The late Tony Kaye recruited both of us into the journal. With Bill Blair and Aaron Sheehan-Dean and Judith Giesberg and others, Tony helped create a journal as bold and energetic as he was. It is our pleasure to take up the mantle, and we intend to continue his legacy.
Postscript:
We regret if our original editors’ note conveyed a lack of appreciation for Judith Giesberg’s leadership, and we heartily endorse the public statement of the transitional editors, published in the journal in September 2019: “The September 2019 issue is Judy Giesberg’s last as editor of The Journal of the Civil War Era. She has been integral to the journal since its first issue in 2011, and the editorial team would like to thank her for her pathbreaking service. We have been privileged to work with her during her four-year tenure as editor and greatly appreciate the groundwork she and founding editor Bill Blair have laid for the future of the field, through this publication. It has been a true pleasure, Judy. Thank you.”

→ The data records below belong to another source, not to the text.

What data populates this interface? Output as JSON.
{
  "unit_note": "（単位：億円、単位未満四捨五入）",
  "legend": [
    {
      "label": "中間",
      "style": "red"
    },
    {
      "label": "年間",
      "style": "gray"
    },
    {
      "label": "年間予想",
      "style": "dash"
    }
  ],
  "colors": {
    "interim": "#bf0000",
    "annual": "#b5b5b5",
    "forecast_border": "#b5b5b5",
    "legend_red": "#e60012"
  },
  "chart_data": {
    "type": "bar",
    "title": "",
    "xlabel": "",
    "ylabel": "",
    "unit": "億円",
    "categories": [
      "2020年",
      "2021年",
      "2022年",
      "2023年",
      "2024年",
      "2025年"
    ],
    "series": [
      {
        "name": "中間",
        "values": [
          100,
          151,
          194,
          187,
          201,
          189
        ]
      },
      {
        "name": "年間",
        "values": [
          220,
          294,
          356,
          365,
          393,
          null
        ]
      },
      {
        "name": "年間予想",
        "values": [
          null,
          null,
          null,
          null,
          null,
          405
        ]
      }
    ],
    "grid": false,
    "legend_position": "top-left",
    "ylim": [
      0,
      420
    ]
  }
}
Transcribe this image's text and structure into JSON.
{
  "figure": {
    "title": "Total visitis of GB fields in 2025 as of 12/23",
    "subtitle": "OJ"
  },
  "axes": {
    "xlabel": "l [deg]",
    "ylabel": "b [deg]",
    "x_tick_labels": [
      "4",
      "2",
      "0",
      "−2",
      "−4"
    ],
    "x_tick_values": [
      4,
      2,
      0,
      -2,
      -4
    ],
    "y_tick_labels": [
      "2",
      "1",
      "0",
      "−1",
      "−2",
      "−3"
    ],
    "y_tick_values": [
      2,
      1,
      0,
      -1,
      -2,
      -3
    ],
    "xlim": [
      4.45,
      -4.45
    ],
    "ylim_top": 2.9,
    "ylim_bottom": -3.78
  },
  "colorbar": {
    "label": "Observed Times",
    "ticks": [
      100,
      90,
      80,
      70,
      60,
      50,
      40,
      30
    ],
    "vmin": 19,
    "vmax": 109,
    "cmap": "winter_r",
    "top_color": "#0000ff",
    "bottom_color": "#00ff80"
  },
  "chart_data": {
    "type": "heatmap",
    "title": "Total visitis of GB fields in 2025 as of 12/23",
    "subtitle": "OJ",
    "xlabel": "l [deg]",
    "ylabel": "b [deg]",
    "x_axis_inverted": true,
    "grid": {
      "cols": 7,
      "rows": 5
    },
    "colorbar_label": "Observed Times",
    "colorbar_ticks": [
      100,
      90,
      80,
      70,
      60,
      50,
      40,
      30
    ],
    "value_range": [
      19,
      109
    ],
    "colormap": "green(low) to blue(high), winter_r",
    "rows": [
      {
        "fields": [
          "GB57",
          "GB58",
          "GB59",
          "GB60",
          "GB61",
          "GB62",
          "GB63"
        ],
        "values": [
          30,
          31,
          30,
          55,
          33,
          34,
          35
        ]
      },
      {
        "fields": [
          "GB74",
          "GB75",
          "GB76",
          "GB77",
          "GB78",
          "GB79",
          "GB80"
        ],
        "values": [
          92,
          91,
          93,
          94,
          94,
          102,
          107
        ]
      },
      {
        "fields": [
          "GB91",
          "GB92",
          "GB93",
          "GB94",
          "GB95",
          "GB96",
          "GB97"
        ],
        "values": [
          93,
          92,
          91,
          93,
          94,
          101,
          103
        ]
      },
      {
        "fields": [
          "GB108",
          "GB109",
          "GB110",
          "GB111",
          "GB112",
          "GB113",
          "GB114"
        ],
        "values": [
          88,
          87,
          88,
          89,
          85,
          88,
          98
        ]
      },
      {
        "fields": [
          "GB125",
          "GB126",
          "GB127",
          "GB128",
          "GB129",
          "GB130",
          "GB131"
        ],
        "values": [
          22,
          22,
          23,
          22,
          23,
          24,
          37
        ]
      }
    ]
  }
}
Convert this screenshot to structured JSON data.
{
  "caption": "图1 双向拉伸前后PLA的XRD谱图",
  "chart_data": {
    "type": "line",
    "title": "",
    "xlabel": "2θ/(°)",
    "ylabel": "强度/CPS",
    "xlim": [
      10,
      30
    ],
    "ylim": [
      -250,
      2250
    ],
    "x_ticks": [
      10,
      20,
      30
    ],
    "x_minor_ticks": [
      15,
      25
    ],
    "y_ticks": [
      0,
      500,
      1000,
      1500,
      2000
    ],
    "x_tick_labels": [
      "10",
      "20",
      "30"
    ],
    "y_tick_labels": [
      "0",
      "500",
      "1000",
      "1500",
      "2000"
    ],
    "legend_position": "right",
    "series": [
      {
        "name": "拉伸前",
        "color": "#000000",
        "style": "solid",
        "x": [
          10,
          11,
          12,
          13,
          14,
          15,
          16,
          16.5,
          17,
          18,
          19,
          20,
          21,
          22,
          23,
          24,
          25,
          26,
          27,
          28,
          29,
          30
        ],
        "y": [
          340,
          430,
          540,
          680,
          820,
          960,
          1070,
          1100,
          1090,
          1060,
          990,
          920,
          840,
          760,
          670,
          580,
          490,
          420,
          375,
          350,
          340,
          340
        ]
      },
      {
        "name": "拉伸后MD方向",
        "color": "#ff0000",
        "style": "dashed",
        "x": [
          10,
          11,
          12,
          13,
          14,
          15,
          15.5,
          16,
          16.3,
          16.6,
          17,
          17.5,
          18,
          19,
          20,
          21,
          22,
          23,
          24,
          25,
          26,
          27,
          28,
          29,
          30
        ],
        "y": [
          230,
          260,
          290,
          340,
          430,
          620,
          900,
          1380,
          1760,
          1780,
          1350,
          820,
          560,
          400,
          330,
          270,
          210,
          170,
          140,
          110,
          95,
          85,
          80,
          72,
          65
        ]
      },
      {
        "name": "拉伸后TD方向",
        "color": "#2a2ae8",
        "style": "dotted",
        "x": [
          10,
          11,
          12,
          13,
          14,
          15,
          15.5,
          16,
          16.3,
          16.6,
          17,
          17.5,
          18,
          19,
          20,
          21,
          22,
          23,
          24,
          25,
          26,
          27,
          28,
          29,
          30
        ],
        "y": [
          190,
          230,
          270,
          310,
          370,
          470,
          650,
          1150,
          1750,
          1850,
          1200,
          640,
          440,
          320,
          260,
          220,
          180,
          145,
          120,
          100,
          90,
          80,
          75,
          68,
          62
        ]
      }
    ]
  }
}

[1]“Editor’s Note, “Journal of the Civil War Era 1 (March 2011): 1–2.
5 Replies to “Preview of the September 2020 JCWE Issue”
kate masur and greg downs are both extraordinary historians who will foster an improved contemporaneous journal during these perilous times when the inheritance of the civil war era is on trial.
This is a lovely tribute to the work of Bill Blair and the late Tony Kaye in starting the JCWE. But let’s not forget the incredible job that Judy Giesberg did for nine years– first as book review editor and then as editor of the journal itself. She made the JCWE into the important and innovative publication it is today, cultivating articles and special issue editors, and starting Muster (along with Kristen Epps).
anne sarah rubin is absolutely right. i ist ran into judy giesberg in philadelphia at a small symposium at the public library for her to-be-released book on the painstakingly translated (at penn state) diary of a free black young woman during the civil war. it threw a light on the educated free black community of phila during this period. i never forgot it.
Dear Ellen, It is so good to “hear” your voice here. It was my very great pleasure to meet you. I hope to see you again. -Judy
Thanks for the postscript, but the use of the word “if” is unfortunate. As someone who served on the SCWH board for several years, Judy Giesberg’s significant contributions were both many and obvious.